AE: When you look back on your catalogue as an artist do you feel like your songs are a journal of your life during those times? M: Very much so. Sometimes even when I feel uncomfortably exposed and that’s not necessarily because of the subjects of each song you know – who I was talking about or what was going on in my life – but more so my voice has been a public commodity since I was in my early twenties and sometimes I’ll listen to the way that I sounded in my early twenties and I don’t like it as much. But that recording of that person and that voice is still me and sometimes I feel like it’s strange because having your work be like such a direct imprint of yourself and your growing up and it’s catalogued and accessible to everyone.

Sometimes it feels strange. Actually I don’t think about it that much. Mostly I just wander around and I don’t think about carrying this weight of a public persona.

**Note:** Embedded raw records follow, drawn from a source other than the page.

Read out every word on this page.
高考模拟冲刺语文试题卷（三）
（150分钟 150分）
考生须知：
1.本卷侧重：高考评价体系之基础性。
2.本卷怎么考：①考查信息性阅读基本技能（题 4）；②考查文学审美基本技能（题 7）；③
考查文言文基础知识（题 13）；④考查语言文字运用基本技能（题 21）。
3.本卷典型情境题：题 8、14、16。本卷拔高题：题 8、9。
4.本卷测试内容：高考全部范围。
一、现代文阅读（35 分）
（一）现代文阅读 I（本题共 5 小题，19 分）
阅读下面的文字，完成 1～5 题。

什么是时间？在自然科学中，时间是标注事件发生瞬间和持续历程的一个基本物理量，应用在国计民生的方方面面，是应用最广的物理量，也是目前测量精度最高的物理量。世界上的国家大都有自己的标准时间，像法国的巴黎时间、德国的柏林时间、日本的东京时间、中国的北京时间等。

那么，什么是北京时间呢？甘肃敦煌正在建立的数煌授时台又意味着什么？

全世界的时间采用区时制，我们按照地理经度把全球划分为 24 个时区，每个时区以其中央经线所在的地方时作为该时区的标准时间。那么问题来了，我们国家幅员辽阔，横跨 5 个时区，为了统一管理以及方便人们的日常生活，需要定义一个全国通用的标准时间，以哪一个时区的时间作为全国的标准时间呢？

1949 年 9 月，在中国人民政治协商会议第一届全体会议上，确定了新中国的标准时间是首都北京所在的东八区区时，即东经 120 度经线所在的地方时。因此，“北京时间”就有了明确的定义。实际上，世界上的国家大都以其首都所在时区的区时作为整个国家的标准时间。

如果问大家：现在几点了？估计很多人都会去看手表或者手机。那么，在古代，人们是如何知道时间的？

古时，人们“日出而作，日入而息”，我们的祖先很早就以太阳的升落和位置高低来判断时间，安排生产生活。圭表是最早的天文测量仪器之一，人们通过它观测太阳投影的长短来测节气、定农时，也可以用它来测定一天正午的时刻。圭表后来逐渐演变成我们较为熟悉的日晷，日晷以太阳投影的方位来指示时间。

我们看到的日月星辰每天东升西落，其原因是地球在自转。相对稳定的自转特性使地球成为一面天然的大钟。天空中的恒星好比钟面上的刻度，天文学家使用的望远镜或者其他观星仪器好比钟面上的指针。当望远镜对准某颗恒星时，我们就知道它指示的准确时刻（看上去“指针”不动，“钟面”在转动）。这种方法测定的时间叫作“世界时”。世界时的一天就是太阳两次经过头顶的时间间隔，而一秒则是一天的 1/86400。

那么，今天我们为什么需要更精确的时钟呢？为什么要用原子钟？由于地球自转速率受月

I mostly don’t think about it but when you ask me to think about it, which you just did.

AE: [Laughs] M: I think, whoa I really have been baring it all haven’t I? And then I think, that’s great because I have benefited and learned so much listening to the music and hearing the growth from all types of artists and I admire them and what always attracts me to the people I admire are their honesty. Being able to observe their true personhood and that’s kind of what I am doing.

AE: Yeah, it’s kind of like getting paid to voice your own therapy session. M: [Laughs] Right! Actually.

AE: What’s your personal favorite song off of this album? And what does it mean to you? M: I love how that first track turned out.

AE: “Eleven”? M: Yeah, it was totally different than anything I have ever done before and it was a totally different thing than what Thao has down before because that was the one that Merrill had the most imprint on. I love exploring new sonic territory with my songs and with my voice and with my work. I think I love it because it is so far from what the sounds that come out of me naturally. And also because all three of our voices are so prominent on the song and I like that. AE: I just saw your cover of Pat Benatar’s “Love is a Battlefield.” M: Awesome!

AE: It was a great cover. What made you choose to cover that song, other then the fact that it’s a total jam? M: It’s true, love is a battlefield. We actually came up with that idea a long time just because I was watching some music videos with my friend Christopher who I will be making a music video with. I was looking for inspiration to make one and I ended up watching these Cyndi Lauper videos and they made me cry. Cry in a good way because they were so incredibly nostalgic because I’ve loved Cyndi Lauper since I was kid. I was literally crying.

AE: So good. M: I was just on YouTube and Pat Benatar came up and that video came up and “Love is a Battlefield” is so awesome! That’s like the era where I was in elementary school and I was just starting to listen to pop music and steer away from my parent’s music, which was all really great. But the 1980s, that era of the ’80s, really was what started my love of pop music and I’ve always had a soft spot for it. I just love the song and that video.

AE: Thank you so much for your time. I hope it was painless for you. M: Yeah it was fun.